By Mediator Lee Wallace
Such a small thing! Could a handshake really make a difference in the result at your next negotiation? According to a brand-new study by a team of professors from the business schools at Harvard, Berkeley, and the University of Chicago — yes, a handshake really is THAT important.
At the opening conference at mediation, the parties are seated across big tables. In my experience, usually people speak to one another, but often they do not shake hands. This new study suggests we need to change that. But there is one exception …
The researchers put the traditional handshake to the test in a series of two studies and five experiments. For example, they asked participants to conduct a mock negotiation for a car purchase. Using a scoring system, the professors measured how successful the outcomes were, looking at price, car color, and other factors. They found that when the parties shook hands beforehand, they scored higher, meaning that they reached a more cooperative agreement and both sides got more of what they wanted. Fascinatingly, even when the participants already knew each other, they scored higher if they shook hands before the start of the negotiation.
In another study, the professors encouraged some participants to shake hands before a negotiation, and prevented others from doing so by ushering them to their seats immediately. When the parties shook hands in advance, they reached a mutually better outcome, and were more likely to say they had a positive impression of their opponent.
The professors concluded that the handshake had two effects: it changed the way a negotiator perceived the other side, and it also increased his own level of cooperation. “[N]egotiators expected partners who shook hands to behave more cooperatively than partners who avoided shaking hands or partners whose nonverbal behavior was unknown; these expectations of cooperative intent increased negotiators’ own cooperation.”
Refusing to Shake Hands is a Mistake
In bitter litigation, occasionally one of the parties or the lawyers will make a show of refusing to shake hands with the other side. That strategy may backfire when it comes to getting what you want at mediation, however: “observing a partner’s decision not to shake hands seems to convey the opposite psychological meaning as observing a decision to shake hands: it makes people infer that their partner will be less cooperative and therefore seem less warm.”
Unless… There is One Exception
The one exception to the rule? The study suggested that if you are sick, everyone will be happy if you decide to keep your germs to yourself.
When a sick participant shook hands knowing he could be contagious, suddenly the handshake became a negative signal; the opponent was less likely to see the handshaker as a cooperative person. On the other hand, if the sick person refused to shake hands but explained why, the other side credited them with being cooperative.
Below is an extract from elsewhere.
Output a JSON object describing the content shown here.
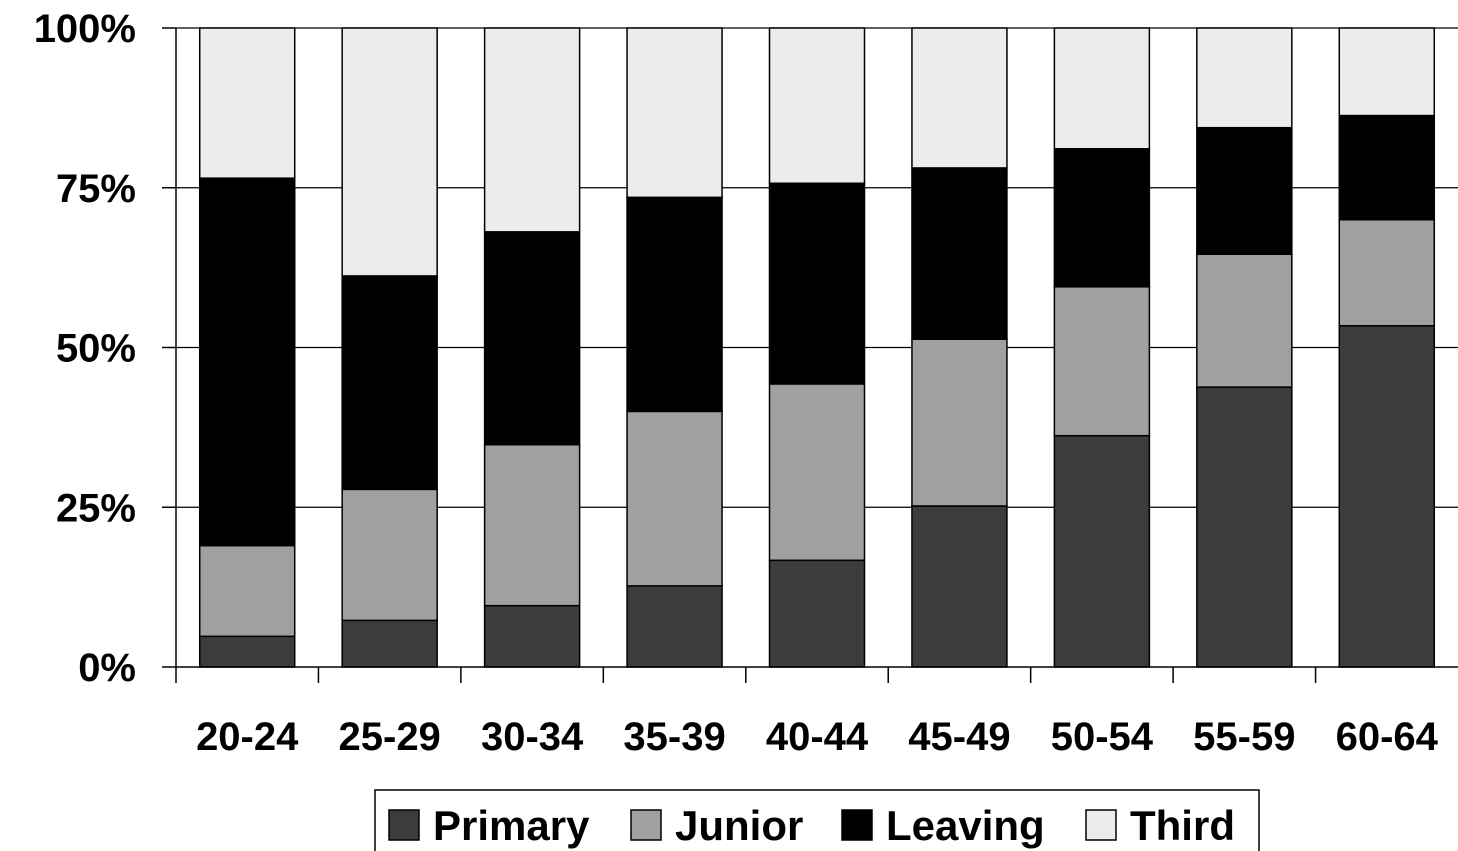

The takeaway? The best thing to do when you are sick is to tell the person that you would like to shake hands, but that it would be better for everyone if you did not do that today. Needless to say, people are no more excited about being handed your germs than you are about having them in the first place.
So Shake It Up
The professors concluded: “[T]wo correlational studies and five experiments demonstrate that handshakes can affect real cooperation in negotiations and economic games.” Their paper has been conditionally accepted for publication in the Journal of Personality and Social Psychology. The article is presently entitled, “Handshaking Promotes Deal-Making by Signaling Cooperative Intent.”